Однако через несколько месяцев я начал пресыщаться. Поначалу мне нравилось растворяться в чувственных играх, полных ласки и неожиданности, истомы и сладострастия, но прелесть новизны померкла, и эти восторги пробудили прежнее горькое чувство: Нура из меня веревки вьет. Она решает за двоих. Она использует меня, как ей заблагорассудится. Когда-то она против моей воли заточила меня в пирамиду, теперь же заключила меня в другую тюрьму, изысканную, чудесную, восхитительную и нежную, но то были замкнутые отношения, правила которых устанавливала она сама.

Мое так называемое блаженство пошло трещинами. К такому ли я стремился? Подобное и представить было невозможно. Зачем мне все это?
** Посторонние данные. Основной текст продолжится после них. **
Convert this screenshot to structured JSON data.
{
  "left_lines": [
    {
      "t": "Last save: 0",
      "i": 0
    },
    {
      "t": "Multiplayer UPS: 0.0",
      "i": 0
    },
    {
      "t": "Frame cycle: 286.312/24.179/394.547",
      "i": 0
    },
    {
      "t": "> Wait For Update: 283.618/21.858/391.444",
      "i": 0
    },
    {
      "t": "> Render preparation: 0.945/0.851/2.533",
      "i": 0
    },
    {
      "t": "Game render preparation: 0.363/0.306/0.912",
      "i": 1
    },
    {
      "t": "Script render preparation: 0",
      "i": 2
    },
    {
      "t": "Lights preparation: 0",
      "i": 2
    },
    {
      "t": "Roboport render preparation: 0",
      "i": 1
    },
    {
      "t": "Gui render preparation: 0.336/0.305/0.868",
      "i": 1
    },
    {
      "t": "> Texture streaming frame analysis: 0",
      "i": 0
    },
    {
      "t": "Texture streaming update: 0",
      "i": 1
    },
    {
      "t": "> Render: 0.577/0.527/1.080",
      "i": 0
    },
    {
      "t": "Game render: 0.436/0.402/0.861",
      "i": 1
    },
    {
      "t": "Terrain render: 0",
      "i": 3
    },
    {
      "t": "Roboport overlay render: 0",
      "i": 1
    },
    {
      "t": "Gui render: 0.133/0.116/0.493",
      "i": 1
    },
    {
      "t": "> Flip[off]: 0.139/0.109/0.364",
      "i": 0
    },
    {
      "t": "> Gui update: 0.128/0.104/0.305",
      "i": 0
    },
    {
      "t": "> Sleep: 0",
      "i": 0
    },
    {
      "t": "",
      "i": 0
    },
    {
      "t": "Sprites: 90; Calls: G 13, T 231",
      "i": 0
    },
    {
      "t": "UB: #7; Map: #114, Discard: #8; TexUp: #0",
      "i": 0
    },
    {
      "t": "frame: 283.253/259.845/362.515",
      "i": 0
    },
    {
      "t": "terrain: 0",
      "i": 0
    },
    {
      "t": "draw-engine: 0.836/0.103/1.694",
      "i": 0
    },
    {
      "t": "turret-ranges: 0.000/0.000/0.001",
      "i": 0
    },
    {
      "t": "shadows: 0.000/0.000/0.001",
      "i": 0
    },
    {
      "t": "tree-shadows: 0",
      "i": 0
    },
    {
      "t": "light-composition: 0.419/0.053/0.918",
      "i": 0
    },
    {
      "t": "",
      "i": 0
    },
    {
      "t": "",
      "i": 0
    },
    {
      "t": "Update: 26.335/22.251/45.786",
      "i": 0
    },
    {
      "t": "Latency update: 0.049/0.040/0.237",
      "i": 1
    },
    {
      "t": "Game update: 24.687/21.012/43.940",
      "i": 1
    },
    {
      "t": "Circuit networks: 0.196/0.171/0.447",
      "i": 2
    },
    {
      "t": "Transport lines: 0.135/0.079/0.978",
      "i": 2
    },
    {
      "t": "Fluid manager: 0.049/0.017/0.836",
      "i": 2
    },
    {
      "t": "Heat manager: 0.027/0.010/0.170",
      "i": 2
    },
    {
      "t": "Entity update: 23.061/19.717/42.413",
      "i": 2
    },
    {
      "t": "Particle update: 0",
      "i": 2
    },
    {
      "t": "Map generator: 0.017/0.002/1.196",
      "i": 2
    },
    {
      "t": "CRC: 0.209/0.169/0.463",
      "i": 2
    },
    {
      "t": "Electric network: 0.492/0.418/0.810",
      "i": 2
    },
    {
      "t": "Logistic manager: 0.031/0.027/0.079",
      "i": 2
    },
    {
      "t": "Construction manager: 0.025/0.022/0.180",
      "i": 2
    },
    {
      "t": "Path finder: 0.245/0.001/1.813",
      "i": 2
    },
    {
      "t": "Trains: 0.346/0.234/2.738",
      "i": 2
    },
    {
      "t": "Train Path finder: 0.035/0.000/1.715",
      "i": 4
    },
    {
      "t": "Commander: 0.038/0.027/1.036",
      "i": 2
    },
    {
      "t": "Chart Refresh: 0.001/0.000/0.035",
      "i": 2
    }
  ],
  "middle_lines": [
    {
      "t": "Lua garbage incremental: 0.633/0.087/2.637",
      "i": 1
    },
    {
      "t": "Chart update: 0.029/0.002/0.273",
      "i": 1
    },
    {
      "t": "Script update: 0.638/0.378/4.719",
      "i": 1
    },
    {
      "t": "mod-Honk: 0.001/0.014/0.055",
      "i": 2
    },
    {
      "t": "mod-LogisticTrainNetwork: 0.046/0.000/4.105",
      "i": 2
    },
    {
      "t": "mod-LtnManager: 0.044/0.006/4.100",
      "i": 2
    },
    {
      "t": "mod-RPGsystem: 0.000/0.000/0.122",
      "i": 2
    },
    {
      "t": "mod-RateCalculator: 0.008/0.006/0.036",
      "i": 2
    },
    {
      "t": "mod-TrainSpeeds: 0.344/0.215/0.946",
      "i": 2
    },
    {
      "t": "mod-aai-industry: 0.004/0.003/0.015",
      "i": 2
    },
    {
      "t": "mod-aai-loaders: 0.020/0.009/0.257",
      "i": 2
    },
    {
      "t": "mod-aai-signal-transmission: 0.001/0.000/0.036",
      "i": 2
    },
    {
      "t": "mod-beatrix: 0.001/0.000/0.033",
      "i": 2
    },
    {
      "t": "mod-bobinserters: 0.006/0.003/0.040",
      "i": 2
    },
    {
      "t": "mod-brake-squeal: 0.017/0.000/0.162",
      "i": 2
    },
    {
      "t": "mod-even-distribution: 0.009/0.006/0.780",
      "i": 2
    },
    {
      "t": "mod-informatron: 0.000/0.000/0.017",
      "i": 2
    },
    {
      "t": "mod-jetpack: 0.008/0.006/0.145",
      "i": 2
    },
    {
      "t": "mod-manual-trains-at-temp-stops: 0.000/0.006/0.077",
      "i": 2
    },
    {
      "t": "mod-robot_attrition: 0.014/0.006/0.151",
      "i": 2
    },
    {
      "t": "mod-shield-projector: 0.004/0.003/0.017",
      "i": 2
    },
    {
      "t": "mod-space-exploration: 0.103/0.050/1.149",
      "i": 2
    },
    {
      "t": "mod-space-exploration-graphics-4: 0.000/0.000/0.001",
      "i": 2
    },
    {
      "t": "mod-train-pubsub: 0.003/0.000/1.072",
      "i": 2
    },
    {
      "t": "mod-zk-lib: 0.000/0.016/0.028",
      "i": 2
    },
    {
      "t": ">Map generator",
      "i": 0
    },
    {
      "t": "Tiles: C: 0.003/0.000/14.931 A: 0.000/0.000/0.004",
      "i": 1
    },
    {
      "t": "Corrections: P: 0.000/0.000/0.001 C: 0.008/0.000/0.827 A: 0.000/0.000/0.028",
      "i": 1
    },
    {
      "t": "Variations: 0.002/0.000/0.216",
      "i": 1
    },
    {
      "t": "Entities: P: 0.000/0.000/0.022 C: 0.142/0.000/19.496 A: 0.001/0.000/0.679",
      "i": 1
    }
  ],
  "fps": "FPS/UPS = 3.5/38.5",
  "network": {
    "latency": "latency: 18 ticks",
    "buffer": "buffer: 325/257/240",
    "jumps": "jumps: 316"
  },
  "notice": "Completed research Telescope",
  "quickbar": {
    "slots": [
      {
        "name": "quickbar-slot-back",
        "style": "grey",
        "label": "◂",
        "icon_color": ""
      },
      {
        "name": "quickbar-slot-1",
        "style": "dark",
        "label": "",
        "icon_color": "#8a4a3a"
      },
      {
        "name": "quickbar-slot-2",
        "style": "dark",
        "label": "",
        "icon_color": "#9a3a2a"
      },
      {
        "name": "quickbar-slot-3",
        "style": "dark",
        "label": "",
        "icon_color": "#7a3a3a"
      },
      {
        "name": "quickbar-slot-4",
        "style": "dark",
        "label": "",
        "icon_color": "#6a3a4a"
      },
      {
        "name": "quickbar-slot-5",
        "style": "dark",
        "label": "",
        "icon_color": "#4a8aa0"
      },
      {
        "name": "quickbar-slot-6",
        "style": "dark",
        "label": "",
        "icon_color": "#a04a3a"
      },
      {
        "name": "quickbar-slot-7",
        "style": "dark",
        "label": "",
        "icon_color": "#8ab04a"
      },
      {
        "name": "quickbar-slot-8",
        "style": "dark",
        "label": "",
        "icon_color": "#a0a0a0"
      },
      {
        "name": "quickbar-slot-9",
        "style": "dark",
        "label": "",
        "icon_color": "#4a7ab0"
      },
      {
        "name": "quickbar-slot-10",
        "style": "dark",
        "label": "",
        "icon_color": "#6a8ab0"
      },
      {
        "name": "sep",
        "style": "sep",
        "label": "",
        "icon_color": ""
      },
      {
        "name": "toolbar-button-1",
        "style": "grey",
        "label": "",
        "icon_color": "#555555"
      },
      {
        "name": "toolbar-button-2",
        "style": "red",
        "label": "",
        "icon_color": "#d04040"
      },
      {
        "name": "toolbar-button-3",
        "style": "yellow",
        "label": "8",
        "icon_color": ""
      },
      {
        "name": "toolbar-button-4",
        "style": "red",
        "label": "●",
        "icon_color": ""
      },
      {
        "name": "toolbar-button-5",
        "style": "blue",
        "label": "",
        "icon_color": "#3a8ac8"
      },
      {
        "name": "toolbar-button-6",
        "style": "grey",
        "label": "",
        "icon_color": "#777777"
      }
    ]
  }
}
Если бы меня спросили, чего я хочу, я ответил бы, что скучаю по любовным отношениям двоих. Однако… никто меня не спрашивал. Ни Нура, ни Сапфо.

Я не столько отдавался нашему трио, сколько предоставлял себя в общее пользование. Чувственная очевидность поначалу скрывала все прочее. Но теперь я стал вглядываться в свои чувства. Любил ли я Сапфо? Она меня завораживала, пленяла, я ею восхищался, но я подозревал, что, если она пресечет нашу связь, я не разрыдаюсь. Любил ли я по-прежнему Нуру? Да, несомненно, но с примесью ненависти! Я испытывал к ней не меньше злости, чем нежности. Имя Нуры уже не означало главную любовь моей жизни – оно стало символом власти. Она управляла моей жизнью. Хоть я к тому и приспосабливался, она никогда со мной ни о чем не советовалась; прекрасно зная мои достоинства и недостатки, учитывала их и направляла меня, куда хотела. Заботилась ли она о моем счастье или о своем? О нашем, ответила бы, конечно, она, если бы я отважился ее спросить.

На самом деле – как я понимаю свое давнишнее состояние сегодня, когда пишу эти строки, – я испытывал отвращение не к Нуре, а к ее власти надо мной, которую я же ей и вручил. Мне следовало бы ненавидеть себя, свою слабость, зависимость, подчинение; но так уж человек устроен, что он очень быстро освобождается от чувства вины, выворачивая свои недостатки наизнанку и приписывая их другим. Вместо того чтобы винить себя за неспособность возразить Нуре, я винил ее за непреклонность.


– Иногда нужно спасаться бегством от того, что любишь.

Так сказал однажды вечером Харакс, когда мы с ним сидели у причала за бутылочкой вина, и его слова пробудили во мне шквал мыслей. Уезжая под предлогом торговли, брат пресекал отношения с сестрой, которую слишком почитал, которая слишком восхищала его и занимала чересчур большое место в его жизни. Я понял, насколько его странствия были важны для поддержания эмоциональной гигиены: из Египта он возвращался мужественным и победоносным, а живя на Лесбосе и беспрекословно соглашаясь с сестрой, становился рохлей. Харакс был соткан из противоречий и вовсе не был примером успеха, и все же он сумел избежать роли всегда послушной комнатной собачки.

Назавтра его корабли отчалили по сияющим морским водам, а мой внутренний судья постановил: «Когда он вернется, я приму решение».

Но оно уже было принято. Следующие дни лишь помогли мне его укоренить. Я уеду. Я хотел освободиться от всяких влияний, стать самим собой – еще не испытанное мною приключение.

Но как это объявить? Решусь ли? Если Нура и Сапфо возмутятся, станут меня умолять отказаться от моей затеи, я, скорее всего, подчинюсь. Умолкну.

Это твердое тайное решение скрасило мои последние недели в компании двух моих возлюбленных. Я отдавался их прихотям, зная, что скоро положу им предел, я превратился в сексуальную игрушку, и мне открылось, что игрушкой быть куда проще, чем личностью.